The downregulated TFEs are a mixture of passively reduced transcripts (due to cell volume reduction by cleavage) and actively reduced transcripts (by maternal transcript degradation). To eliminate the passive reduction effect by cell cleavages in statistical tests for differential expression between two stages, we correct for the number of cell divisions (four for comparison from oocyte to four-cell stage, two for comparison from four- to eight-cell stage) before SAMstrt and identify actively reduced TFEs as significantly reduced after the correction. No such correction was used to identify upregulated TFEs.

Statistical test for correlation analysis

For clustering of samples with correlation coefficient matrix (Fig. 1b,c)), (i) zero-read expressions in the normalized expression profile were masked, (ii) Spearman correlation coefficients for all pairs of the (partly masked) normalized expression values were calculated and (iii) the coefficient matrix was clustered by complete linkage and Euclidean distance. For clustering of TFEs, or of chromosome arms, with the normalized expression profile, zero-read expressions were not masked.

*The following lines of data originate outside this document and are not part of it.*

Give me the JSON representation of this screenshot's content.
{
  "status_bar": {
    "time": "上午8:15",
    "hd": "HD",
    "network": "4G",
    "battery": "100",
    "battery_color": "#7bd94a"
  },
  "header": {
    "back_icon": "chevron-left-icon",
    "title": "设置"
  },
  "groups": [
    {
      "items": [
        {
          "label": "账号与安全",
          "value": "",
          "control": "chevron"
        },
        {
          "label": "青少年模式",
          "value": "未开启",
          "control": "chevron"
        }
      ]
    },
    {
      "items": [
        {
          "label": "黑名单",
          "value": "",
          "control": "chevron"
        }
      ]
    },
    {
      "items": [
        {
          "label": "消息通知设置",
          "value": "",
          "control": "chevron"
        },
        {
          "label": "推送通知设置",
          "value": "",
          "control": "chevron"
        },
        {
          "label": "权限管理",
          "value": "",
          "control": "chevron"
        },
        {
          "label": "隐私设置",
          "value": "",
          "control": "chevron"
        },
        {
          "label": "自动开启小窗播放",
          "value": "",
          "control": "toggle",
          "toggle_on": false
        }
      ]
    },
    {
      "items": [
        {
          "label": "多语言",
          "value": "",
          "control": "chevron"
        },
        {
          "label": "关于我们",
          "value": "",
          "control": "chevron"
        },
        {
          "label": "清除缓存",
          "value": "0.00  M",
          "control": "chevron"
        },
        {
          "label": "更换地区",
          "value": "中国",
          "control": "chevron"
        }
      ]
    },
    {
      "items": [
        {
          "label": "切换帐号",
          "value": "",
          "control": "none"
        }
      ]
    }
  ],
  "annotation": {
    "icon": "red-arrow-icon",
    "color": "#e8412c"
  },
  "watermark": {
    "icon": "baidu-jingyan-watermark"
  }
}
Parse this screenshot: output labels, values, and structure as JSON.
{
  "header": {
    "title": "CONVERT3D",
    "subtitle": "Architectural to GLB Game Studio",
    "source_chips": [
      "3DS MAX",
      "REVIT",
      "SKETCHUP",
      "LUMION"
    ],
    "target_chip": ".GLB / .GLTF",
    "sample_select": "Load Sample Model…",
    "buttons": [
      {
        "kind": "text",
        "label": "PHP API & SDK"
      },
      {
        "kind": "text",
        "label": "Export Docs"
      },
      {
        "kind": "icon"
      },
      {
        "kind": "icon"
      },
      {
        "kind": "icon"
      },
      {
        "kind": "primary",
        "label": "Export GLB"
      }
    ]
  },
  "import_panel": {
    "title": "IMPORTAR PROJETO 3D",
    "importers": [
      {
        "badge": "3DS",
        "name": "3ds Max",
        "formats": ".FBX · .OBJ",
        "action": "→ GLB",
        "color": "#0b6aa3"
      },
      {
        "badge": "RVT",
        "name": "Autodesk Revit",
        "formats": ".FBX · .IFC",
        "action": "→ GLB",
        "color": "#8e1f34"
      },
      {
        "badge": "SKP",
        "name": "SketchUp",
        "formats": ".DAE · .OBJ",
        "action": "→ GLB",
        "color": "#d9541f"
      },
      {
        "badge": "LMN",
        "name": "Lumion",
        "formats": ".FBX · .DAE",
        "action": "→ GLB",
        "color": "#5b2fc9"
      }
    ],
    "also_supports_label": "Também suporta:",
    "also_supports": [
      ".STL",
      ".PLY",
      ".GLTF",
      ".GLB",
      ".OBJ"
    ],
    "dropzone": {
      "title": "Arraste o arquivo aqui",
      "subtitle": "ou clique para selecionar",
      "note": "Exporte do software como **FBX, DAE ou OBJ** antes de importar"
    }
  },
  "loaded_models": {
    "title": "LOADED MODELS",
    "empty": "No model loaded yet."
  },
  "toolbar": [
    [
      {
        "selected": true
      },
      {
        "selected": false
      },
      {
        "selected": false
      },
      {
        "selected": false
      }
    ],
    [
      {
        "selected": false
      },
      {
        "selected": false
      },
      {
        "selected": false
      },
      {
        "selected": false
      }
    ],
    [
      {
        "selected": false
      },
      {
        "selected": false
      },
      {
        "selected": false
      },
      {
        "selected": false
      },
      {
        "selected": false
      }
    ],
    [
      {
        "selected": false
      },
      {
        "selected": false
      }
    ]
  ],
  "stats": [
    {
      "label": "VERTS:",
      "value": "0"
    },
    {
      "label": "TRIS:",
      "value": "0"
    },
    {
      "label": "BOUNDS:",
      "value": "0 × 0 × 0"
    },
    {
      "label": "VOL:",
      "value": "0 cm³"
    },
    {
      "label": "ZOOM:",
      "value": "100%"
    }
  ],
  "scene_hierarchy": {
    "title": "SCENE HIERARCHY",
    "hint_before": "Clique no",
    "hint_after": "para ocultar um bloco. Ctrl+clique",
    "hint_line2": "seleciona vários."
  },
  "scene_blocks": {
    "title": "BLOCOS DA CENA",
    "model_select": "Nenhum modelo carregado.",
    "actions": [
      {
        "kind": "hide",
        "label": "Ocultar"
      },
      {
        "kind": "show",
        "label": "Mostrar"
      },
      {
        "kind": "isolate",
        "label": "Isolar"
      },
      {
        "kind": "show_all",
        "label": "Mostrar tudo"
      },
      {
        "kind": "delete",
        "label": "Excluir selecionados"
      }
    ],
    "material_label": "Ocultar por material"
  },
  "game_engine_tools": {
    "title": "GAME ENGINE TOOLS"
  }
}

Promoter sequence analysis

We applied MEME³⁰ (package version 4.9.0) for motif analysis within the active promoters. The promoters in our analysis are strand-specific sequences from 2,000-bp upstream to 500-bp downstream of the peak position within the clustered TFEs, and we assume that each promoter sequence may contain at most one occurrence of each motif. The significant motifs (E value<1.0 × 10⁻²⁰⁰ by MEME; red dots in Fig. 3a,b) were aligned to the promoters again by MAST³¹ (in the MEME package) to reveal actual motif distributions (P value<1.0 × 10⁻¹⁰; shown as white dots in Fig. 3a,c). The location of Alu elements within the promoters was based on Repeating Elements track by RepeatMasker in UCSC Genome Browser. The motifs were also compared with known motifs¹⁷ by TomTom³².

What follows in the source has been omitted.